Reservoir in Douglas County, Oregon, US

Cooper Creek Reservoir is a body of water behind an earthen dam across Cooper Creek in the Umpqua River basin of the U.S. state of Oregon. The reservoir is in Douglas County, about 2 mi east of Sutherlin and about 11 mi north of Roseburg. The impoundment provides part of Sutherlin's drinking water.

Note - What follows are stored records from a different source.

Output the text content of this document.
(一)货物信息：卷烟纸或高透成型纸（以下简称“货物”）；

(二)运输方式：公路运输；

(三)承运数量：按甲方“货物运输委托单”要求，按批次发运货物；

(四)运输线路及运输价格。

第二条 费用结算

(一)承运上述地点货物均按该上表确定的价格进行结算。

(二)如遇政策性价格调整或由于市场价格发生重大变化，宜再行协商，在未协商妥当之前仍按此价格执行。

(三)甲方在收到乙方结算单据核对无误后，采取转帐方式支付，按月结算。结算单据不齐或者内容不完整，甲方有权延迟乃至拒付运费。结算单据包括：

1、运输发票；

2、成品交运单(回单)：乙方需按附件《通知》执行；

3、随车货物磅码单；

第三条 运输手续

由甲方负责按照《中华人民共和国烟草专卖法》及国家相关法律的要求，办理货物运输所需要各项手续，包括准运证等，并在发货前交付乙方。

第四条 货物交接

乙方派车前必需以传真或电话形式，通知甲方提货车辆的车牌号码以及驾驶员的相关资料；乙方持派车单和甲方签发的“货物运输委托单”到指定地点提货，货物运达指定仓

The reservoir supports populations of largemouth bass, panfish, and stocked rainbow trout. The panfish and bass grow to large sizes, but mercury pollution from old mine tailings upstream makes eating them risky. On February 12, 2001 Oregon Health Department issued a mercury-related health advisory for fish caught in the reservoir. However, municipal water from the reservoir was deemed safe to drink, and the mercury posed no threat to recreational activities in the lake. Mercury levels in the fish were not expected to diminish in the foreseeable future.

==Recreation==
Cooper Creek Reservoir Park, managed by Douglas County, has two boat launches, a swimming area, and a dock. It offers opportunities for fishing, waterskiing, and jet skiing. Amenities include a pavilion, a picnic area, and toilets. The park is for day use only, and no camping is allowed. A hiking trail circles the reservoir.